= 2008 Guangxi chemical plant explosions =

Industrial accident in Guangxi, China

A series of explosions caused by an industrial accident occurred on August 26, 2008 in Yizhou city in Guangxi province in southwest China.

The disaster occurred at a factory owned by Guangxi Guangwei Chemical Co. in the development zone of Yizhou city

According to the state-run Xinhua News Agency, "the plant mainly produces polyvinyl acetate (PVA), which is used in adhesives, calcium carbide, and vinyl acetate monomer (VAM), which is used in paints, adhesives and coatings."
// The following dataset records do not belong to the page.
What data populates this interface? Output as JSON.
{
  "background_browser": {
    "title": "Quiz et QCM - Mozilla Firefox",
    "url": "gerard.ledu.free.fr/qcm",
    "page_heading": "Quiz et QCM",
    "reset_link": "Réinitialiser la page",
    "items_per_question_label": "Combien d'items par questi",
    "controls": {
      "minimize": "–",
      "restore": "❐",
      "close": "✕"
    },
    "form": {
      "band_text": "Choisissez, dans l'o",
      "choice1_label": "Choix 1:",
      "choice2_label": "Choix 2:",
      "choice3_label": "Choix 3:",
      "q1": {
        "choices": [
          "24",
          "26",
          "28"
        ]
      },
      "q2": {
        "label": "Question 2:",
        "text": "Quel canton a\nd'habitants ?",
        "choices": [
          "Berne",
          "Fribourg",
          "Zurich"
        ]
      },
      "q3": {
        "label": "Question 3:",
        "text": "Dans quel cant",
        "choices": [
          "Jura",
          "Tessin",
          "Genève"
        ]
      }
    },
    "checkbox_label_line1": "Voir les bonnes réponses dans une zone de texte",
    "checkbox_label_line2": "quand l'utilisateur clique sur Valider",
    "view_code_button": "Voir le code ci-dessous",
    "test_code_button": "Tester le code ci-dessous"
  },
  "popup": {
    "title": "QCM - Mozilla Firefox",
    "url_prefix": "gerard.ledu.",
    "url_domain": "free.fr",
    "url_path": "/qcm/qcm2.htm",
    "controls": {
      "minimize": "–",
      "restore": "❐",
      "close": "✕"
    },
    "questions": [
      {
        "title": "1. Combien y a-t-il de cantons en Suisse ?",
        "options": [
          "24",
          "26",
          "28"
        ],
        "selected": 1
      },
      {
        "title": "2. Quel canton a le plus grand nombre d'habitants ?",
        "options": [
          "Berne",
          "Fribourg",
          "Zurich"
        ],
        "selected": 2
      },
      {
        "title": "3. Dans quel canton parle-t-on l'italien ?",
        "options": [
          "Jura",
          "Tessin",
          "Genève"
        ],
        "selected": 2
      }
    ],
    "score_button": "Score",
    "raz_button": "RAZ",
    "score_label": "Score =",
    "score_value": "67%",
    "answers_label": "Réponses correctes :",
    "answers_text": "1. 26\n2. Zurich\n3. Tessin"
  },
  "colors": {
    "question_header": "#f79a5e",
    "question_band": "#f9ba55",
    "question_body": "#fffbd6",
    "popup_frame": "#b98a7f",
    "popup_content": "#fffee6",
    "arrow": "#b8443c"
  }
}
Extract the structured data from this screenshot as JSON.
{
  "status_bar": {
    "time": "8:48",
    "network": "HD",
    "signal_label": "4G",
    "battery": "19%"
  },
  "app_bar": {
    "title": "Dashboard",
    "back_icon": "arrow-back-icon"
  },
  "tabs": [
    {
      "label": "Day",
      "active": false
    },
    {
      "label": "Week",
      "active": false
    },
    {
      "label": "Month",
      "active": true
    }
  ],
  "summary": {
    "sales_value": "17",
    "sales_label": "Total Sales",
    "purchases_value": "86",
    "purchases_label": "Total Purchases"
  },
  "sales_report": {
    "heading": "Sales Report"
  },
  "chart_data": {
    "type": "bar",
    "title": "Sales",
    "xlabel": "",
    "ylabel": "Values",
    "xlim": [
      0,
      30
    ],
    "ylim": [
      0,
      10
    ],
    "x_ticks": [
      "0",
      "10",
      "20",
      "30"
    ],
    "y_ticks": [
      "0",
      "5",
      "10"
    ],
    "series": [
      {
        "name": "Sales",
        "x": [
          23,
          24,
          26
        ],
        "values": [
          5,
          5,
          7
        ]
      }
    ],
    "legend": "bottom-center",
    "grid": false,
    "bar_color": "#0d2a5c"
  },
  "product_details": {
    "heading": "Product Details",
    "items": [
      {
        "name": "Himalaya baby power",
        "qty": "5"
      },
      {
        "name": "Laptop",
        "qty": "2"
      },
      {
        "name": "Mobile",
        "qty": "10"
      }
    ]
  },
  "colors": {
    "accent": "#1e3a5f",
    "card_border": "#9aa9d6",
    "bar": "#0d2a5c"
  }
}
The first explosion occurred at about 6 a.m. on August 26 at an organic compound workshop inside the plant; the cause is unknown. Other explosions continued until 1 p.m. Fire spread over an area of nearly 108,000 square feet (10,000m²). The explosions caused the leak of toxic substances, including ammonia, formaldehyde, acetylene, sulfurated hydrogen and carbon monoxide.

At least 20 people were killed and at least 60 were injured; six people remained missing following the explosions. Fearing further explosions and leaks, the government evacuated 11,500 residents.

Xinhua quoted the provincial toxic substances emergency center director as saying that the explosions causes no serious air or water pollution. The director also said that dams had been erected to prevent discharge of pollutants into the nearby Long River (Longjiang).